The first twelve months after diagnosis

The information on this page is more from personal experience, what I have learned along the way and communications with other people who experienced similar problems.

My experience was being diagnosed with Type 1 diabetes after extreme symptoms that got gradually worse over a period of weeks.  This resulted in a week in hospital being monitored constantly.

Once you have been diagnosed your aim should be to control your glucose levels at a steady level, ideally no less than 4mmol and no more than 7mmol of glucose in your blood.  It is not uncommon for the first twelve months that you struggle to keep this balance.  In an ideal world your glucose levels would read 5.8mmol.  Having strived for this in the first twelve months I ended up with an average reading near to this but the hypo’s (low sugar levels) that came with it made living a normal life very difficult.  I personally now aim for my levels to be nearer to 7mmol which I find gives that extra bit of insurance to avoid a hypo and this works well for me.

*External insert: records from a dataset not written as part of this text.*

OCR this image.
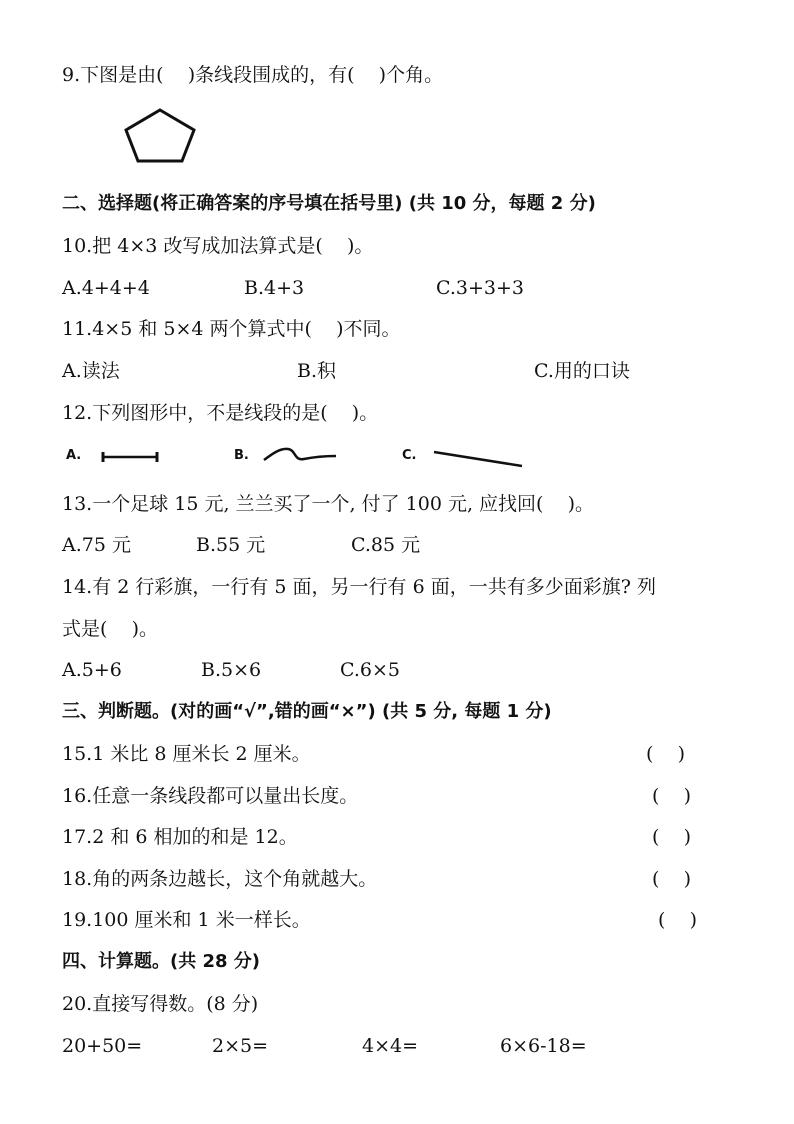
9.下图是由(    )条线段围成的，有(    )个角。
二、选择题(将正确答案的序号填在括号里) (共 10 分，每题 2 分)
10.把 4×3 改写成加法算式是(    )。
A.4+4+4	B.4+3	C.3+3+3
11.4×5 和 5×4 两个算式中(    )不同。
A.读法	B.积	C.用的口诀
12.下列图形中，不是线段的是(    )。
A.	B.	C.
13.一个足球 15 元, 兰兰买了一个, 付了 100 元, 应找回(    )。
A.75 元	B.55 元	C.85 元
14.有 2 行彩旗，一行有 5 面，另一行有 6 面，一共有多少面彩旗? 列
式是(    )。
A.5+6	B.5×6	C.6×5
三、判断题。(对的画“√”,错的画“×”) (共 5 分, 每题 1 分)
15.1 米比 8 厘米长 2 厘米。	(    )
16.任意一条线段都可以量出长度。	(    )
17.2 和 6 相加的和是 12。	(    )
18.角的两条边越长，这个角就越大。	(    )
19.100 厘米和 1 米一样长。	(    )
四、计算题。(共 28 分)
20.直接写得数。(8 分)
20+50=	2×5=	4×4=	6×6-18=
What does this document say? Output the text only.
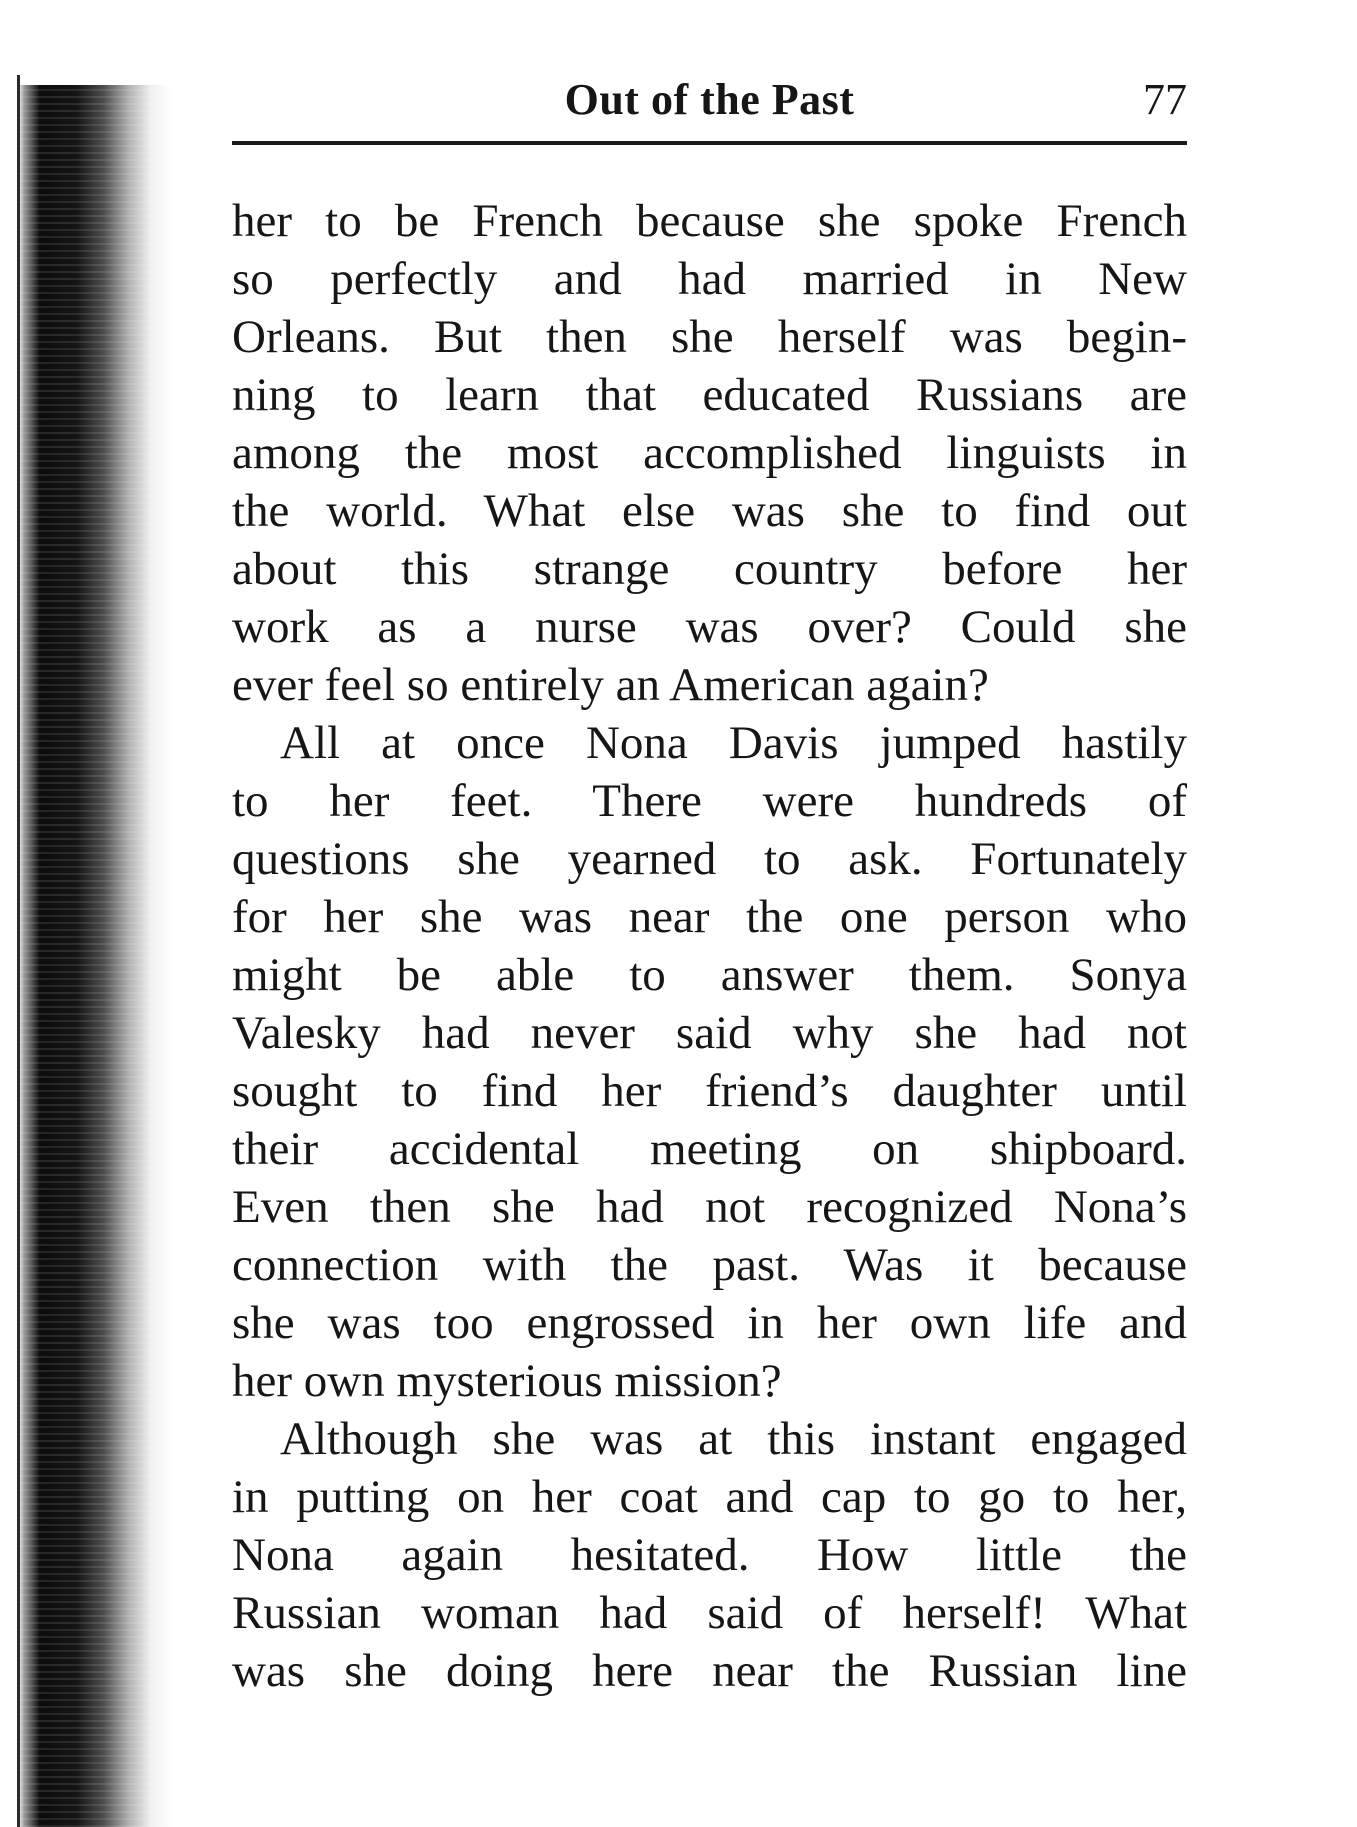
Out of the Past	77
her to be French because she spoke French
so perfectly and had married in New
Orleans. But then she herself was begin-
ning to learn that educated Russians are
among the most accomplished linguists in
the world. What else was she to find out
about this strange country before her
work as a nurse was over? Could she
ever feel so entirely an American again?
All at once Nona Davis jumped hastily
to her feet. There were hundreds of
questions she yearned to ask. Fortunately
for her she was near the one person who
might be able to answer them. Sonya
Valesky had never said why she had not
sought to find her friend’s daughter until
their accidental meeting on shipboard.
Even then she had not recognized Nona’s
connection with the past. Was it because
she was too engrossed in her own life and
her own mysterious mission?
Although she was at this instant engaged
in putting on her coat and cap to go to her,
Nona again hesitated. How little the
Russian woman had said of herself! What
was she doing here near the Russian line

If levels are not controlled you can develop problems with:-

•	eyes
•	kidneys
•	legs and feet
•	heart 
•	circulation

Whilst this can seem very daunting by following a healthy diet and regular exercise these can be avoided.  During the first twelve months your glucose levels may be very eratic, changing day to day, week to week and can seem extremely difficult to control.  My first few months tiny changes in diet resulted in large changes in glucose readings, which now has largely stabilised.  It is important to realise that your mind and body needs time to adapt and balance itself.  During this time it is advisable to test your blood glucose levels regularly.  As well as helping you maintain your levels it gives you a long term understanding of what affects your levels ie. Certain foods take them higher exercise can drop them.  Knowing the balance can only be found by testing.

In the first twelve months I experienced frequent hypos (low sugars) which left me feeling depressed, dazed, lethargic, drained, with a lack of concentration and bumping into things became a normal  occurrence.  Simple things like injecting insulin after meals instead of before helped me.  Lots of hypo’s can be very difficult to deal with but with regular monitoring and talking to your doctor or diabetes team these can be brought down to a point where they are manageable.  Again this takes time.  

The first twelve months of my condition seemed never ending, lots of changes in my insulin injecting and lots of low points but eventually this balances out.  It is possible to live a normal life but it takes time to get use to regular testing, regular injecting, regular healthy meals and regular exercise – eventually its just becomes habit.